Biden seeks ‘full accountability’ after death of US citizen in West Bank
  • Turkish and Palestinian officials say Israeli troops shot 26-year-old Aysenur Ezgi Eygi, who had been taking part in a protest against settlement expansion

WASHINGTON: US President Joe Biden on Wednesday said Israel must do more to ensure that incidents like the fatal shooting of an American protester against settlement expansion never happen again, calling her death “totally unacceptable.”
In a statement, Biden said while Israel has taken responsibility for her death, the US government expects continued access as the investigation continues over the circumstances of the shooting. Israel has said her death was accidental.
Turkish and Palestinian officials said on Friday that Israeli troops shot 26-year-old Aysenur Ezgi Eygi, who had been taking part in a protest against settlement expansion.
Palestinian news agency WAFA said the incident took place during a regular protest march by activists in Beita, a village near Nablus that has seen repeated attacks on Palestinians by Jewish settlers.
Israel’s military said it was looking into reports that a female foreign national “was killed as a result of shots fired in the area. The details of the incident and the circumstances in which she was hit are under review.”
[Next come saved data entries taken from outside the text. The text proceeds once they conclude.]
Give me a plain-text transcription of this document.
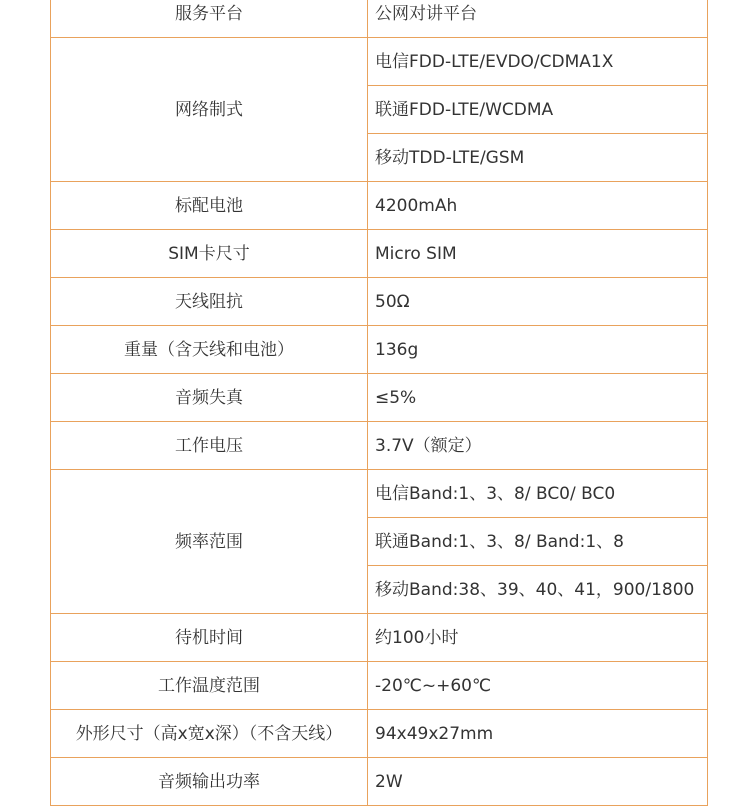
服务平台	公网对讲平台
网络制式	电信FDD-LTE/EVDO/CDMA1X
	联通FDD-LTE/WCDMA
	移动TDD-LTE/GSM
标配电池	4200mAh
SIM卡尺寸	Micro SIM
天线阻抗	50Ω
重量（含天线和电池）	136g
音频失真	≤5%
工作电压	3.7V（额定）
频率范围	电信Band:1、3、8/ BC0/ BC0
	联通Band:1、3、8/ Band:1、8
	移动Band:38、39、40、41，900/1800
待机时间	约100小时
工作温度范围	-20℃~+60℃
外形尺寸（高x宽x深）（不含天线）	94x49x27mm
音频输出功率	2W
A rise in violent attacks by Israeli settlers on Palestinians in the West Bank has stirred anger among Western allies of Israel, including the United States, which has imposed sanctions on some Israelis involved in the settler movement.
Since the 1967 Middle East war, Israel has occupied the West Bank of the Jordan River, which Palestinians want as the core of an independent state.
Israel has built settlements there that most countries deem illegal. Israel disputes that assertion, citing historical and biblical ties to the land.